I bought 6 portions of chips. The Chinese chip shop man was very impressed by Zac’s height. ‘Have you more children?’ he said
‘Oh yes’, I replied smugly  “My eldest is 18 but she is quite a bit shorter than Zac, luckily.
‘You had your children very young then?’ said the Chinese chip shop man.
I was beginning to like him by now ‘Yes,’  I said  ‘I was 12.’
He stared at me as though I were quite mad  I don’t think you were 12.’ he said crossly ‘I think you were late teens.’ I still like him very much. 
Later John and I went out leaving the boys with a can of lager and a pile of chips each, jollily slaughtering ‘aliens’. Maisie sat happily amongst them watching the fun. Abigail had gone to a party. I asked Alec to look after Maisie as he is the kindest vowel and he promised that he would.
John and I went to see a singer called Liz Green at the Whitechapel Gallery. It was very strange. We gathered in a small dark room with a bar to one side and Liz Green sang to a guitar in a whooping contralto. She stood on a table, clapped and sang acapello. She made us join in choruses and she told jokes. A man behind me said ‘God, this is awful.’ I thought it was quite good. 
The audience was weirdly retro. The men wore thick rimmed glasses with hair brushed forwards and had sideburns longer than their ears. The women wore trendy lumber jack shirts, had scruffy ponytails and lashings of eye liner. I felt as though I was in a scene from Don’t Look Back and was rather disappointed that Bob Dylan didn’t show up and that we weren’t all in black and white.
When we got home Umm was retching into a bucket. Lager cans littered the playroom floor and Alec was clutching half a bottle of vodka. ‘Where did you get all this beer?’ I asked, holding Umm’s gently lolling head. ‘I only bought you a can each.’

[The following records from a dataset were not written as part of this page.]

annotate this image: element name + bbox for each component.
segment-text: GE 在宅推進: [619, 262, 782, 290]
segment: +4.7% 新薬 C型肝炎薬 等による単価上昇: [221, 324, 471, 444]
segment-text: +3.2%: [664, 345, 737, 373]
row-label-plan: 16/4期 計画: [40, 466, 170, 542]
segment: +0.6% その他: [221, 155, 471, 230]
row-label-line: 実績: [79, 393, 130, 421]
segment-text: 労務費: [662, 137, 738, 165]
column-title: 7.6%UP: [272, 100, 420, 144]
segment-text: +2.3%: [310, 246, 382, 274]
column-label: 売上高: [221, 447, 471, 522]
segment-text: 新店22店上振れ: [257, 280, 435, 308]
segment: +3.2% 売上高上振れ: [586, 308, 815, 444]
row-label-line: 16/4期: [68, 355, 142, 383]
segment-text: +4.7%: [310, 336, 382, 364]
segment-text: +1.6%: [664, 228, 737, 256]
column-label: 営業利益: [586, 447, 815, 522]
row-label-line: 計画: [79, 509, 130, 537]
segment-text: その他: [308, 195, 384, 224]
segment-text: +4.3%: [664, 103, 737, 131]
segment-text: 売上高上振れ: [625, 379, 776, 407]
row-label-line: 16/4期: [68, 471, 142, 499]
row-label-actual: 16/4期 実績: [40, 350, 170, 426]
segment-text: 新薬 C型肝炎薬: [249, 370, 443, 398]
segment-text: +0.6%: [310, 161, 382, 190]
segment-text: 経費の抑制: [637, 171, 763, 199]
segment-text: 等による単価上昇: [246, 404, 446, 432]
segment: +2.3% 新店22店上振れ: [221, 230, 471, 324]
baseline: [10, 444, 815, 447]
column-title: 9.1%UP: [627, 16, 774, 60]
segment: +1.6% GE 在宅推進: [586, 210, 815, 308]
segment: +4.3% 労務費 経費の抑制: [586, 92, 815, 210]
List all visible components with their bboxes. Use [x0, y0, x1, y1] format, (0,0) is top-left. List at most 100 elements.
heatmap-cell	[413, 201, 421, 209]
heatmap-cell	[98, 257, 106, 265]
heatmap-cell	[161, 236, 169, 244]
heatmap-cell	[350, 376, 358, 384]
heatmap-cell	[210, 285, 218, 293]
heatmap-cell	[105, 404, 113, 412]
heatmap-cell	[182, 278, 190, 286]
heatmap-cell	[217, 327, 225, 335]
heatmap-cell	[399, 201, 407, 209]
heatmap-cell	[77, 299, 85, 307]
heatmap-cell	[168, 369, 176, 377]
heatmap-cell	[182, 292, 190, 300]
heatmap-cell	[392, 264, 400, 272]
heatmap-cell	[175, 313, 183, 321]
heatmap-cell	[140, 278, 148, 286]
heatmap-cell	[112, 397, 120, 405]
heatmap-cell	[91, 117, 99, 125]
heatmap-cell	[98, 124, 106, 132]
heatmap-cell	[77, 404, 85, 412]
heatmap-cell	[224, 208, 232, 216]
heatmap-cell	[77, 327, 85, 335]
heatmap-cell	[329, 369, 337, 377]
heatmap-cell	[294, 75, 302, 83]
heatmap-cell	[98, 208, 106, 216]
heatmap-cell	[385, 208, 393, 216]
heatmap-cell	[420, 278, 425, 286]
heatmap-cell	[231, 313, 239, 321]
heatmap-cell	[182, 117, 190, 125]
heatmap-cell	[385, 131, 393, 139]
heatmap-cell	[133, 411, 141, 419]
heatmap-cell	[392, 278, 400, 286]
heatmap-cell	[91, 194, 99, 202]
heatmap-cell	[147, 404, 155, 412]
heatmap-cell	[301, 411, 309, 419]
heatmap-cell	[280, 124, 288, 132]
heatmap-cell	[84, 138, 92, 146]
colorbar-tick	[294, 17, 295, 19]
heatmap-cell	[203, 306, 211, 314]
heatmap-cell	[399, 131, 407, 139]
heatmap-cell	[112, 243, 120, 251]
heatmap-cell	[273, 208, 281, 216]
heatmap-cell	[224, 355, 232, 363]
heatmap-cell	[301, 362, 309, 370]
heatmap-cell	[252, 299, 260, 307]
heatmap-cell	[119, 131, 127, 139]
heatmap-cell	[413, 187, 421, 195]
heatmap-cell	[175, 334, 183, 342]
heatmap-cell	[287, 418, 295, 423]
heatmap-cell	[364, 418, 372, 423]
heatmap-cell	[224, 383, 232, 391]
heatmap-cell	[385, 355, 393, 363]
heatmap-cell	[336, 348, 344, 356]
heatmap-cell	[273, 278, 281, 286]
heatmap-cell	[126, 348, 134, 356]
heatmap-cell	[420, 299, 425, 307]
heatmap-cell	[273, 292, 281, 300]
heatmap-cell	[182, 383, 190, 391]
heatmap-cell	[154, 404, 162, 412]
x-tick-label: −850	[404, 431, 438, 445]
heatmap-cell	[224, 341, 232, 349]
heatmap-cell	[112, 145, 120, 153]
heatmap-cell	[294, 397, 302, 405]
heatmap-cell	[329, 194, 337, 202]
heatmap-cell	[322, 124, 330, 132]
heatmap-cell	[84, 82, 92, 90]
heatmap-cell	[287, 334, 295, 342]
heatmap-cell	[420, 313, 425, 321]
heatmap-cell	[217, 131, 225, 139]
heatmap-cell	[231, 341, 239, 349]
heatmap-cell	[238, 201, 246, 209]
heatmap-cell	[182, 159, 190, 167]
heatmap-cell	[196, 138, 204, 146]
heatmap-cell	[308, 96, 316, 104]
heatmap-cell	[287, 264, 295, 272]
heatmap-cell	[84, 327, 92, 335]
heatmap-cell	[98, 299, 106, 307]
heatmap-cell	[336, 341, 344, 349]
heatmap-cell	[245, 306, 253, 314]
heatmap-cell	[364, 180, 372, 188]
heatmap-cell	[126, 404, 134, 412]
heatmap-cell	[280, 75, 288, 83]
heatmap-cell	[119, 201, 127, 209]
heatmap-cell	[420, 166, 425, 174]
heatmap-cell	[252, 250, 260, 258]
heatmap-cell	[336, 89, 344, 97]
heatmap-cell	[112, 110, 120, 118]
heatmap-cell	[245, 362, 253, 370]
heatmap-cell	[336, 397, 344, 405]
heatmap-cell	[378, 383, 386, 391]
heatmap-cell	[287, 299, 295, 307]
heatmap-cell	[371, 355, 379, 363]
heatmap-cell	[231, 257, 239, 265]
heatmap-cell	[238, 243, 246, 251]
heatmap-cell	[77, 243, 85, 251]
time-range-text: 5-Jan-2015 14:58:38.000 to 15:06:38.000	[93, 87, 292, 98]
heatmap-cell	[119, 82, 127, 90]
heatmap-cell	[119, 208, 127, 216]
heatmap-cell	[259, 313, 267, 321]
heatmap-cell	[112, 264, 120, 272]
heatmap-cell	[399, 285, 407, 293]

Zac said they’d been down to Sanjays Shack because they never asked for ID in there. Umm giggled and retched a bit more. Alec said he couldn’t drink beer as it would ruin his figure and Otto said it wasn’t really their fault that Umm had a weak head. I stayed until I was sure that Umm wasn’t going to die and put him to bed  on the sofa. I told the boys not to drink any more and went to check on Maisie.
Maisie was asleep in her bed. Moonlight shone through her uncurtained bedroom window and a sweet smile played on her lips. I think she had a lovely evening.